The core course is Introduction to Entrepreneurship (BADM 346), which Kourpas developed and taught for the first time this past spring. He also taught the sequel to that course —Entrepreneurship: New Venture Creation (BADM 446) — and a graduate-level seminar course in entrepreneurship. Some of those classes will also provide the underpinning for the Strategy, Innovation and Entrepreneurship (SIE) major at Gies, for which he is the new academic director.
The SIE major will equip a new generation of pioneers to disrupt industries and open new channels of economic endeavor. And at Gies, those pioneers will have access to many valuable resources, including the Origin Ventures Academy for Entrepreneurial Leadership.
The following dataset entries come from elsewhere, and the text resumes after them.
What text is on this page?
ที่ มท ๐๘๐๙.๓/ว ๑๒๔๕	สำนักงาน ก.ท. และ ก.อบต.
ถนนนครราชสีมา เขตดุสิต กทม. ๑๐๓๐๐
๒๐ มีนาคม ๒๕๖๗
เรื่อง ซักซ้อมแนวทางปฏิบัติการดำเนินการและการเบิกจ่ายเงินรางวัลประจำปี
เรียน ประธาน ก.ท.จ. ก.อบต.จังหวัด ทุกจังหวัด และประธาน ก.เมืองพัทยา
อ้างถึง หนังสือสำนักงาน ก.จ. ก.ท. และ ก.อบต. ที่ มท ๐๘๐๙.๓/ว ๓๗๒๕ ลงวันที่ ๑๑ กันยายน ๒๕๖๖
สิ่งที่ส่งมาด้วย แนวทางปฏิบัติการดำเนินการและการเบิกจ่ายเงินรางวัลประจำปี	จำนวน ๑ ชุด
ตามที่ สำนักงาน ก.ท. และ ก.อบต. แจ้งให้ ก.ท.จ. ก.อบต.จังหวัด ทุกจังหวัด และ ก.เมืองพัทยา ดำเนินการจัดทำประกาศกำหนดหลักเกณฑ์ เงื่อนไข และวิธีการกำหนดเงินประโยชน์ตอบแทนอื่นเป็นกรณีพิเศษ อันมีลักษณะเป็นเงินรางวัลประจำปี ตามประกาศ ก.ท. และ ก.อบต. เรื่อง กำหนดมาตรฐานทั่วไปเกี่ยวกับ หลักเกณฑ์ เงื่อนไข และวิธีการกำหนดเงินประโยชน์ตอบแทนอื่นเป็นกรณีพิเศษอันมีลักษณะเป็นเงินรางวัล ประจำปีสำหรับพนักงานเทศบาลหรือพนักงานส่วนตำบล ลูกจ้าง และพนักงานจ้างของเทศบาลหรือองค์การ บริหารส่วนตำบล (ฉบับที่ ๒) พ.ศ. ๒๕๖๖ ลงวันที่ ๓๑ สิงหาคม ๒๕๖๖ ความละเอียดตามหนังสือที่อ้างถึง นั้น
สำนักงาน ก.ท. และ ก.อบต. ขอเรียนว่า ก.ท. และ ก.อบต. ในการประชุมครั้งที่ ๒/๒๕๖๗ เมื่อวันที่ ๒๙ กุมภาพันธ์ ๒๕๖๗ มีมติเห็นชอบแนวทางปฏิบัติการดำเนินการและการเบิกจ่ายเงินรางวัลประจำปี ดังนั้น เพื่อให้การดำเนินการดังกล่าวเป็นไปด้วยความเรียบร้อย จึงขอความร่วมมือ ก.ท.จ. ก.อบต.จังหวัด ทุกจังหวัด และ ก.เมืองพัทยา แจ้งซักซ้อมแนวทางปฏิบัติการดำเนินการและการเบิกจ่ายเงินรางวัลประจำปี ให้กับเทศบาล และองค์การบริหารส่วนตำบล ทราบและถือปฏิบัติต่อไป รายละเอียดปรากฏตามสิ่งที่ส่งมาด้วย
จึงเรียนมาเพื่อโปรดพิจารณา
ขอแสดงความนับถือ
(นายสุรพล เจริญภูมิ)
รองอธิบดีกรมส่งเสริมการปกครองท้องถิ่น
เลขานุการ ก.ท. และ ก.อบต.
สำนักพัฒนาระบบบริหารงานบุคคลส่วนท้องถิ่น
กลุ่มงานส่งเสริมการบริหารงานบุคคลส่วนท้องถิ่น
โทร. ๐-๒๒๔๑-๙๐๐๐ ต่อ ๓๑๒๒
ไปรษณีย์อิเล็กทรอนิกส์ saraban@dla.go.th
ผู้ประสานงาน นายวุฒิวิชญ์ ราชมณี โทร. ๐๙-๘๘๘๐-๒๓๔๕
The Academy hosts several different programs designed to foster entrepreneurial careers. These include EntreCORPS, which provides strategy consulting to early-stage ventures; Entrepreneurs Without Borders, which focuses on international subsistence initiatives; and Illinois Social Innovation, created to help students launch impactful social ventures. One of the oldest and most-respected programs under the academy’s broad umbrella is the iVenture Accelerator, which was built to give students world-class startup support. This entrepreneurial engine has incubated 100+ ventures led by 300 student entrepreneurs who have gone on to raise more than $100 million for their work. It’s also created over 500 full-time jobs and won various accolades across the globe. Starting this semester, Kourpas will lead the two seminar courses (BADM 463 and 464) associated with the iVenture Accelerator.
Of course, the University of Illinois needs more than great students and academic programs to achieve entrepreneurial excellence; it also needs faculty who are excited and actively engaged in entrepreneurship. To achieve that, Kourpas is co-leading the Faculty Entrepreneurial Leadership Program (FELP), which launched this fall. Twenty prominent faculty members from across the University of Illinois System have been selected to participate in the inaugural cohort of this exciting professional development program, which will accelerate the socioeconomic impact of research and cultivate a dynamic community of faculty entrepreneurs university-wide.
As if that weren’t enough to keep him busy, Kourpas also acts as a liaison between Gies, iVenture, and the extended U of I entrepreneurial ecosystem, including the Technology Entrepreneur Center at The Grainger College of Engineering, the Carle Illinois College of Medicine, the University of Illinois Research Park, and Discovery Partners Institute. He is currently also a core member of an interdisciplinary group of researchers who are designing a new graduate certificate that will provide a framework for the identification, exploration and exploitation of healthcare innovation and entrepreneurship opportunities using technology and data-driven decision-making as unifying themes.
For Kourpas, it’s very rewarding to be leading these initiatives at Illinois. “It’s a place that I truly love,” said Kourpas, who credits the university with much of the success he’s enjoyed over the years. “It’s had a tremendous impact on my career.”
And now, he hopes to return the favor, preparing the next generation to heed the Siren’s call. And helping them avoid a few rocks along the way.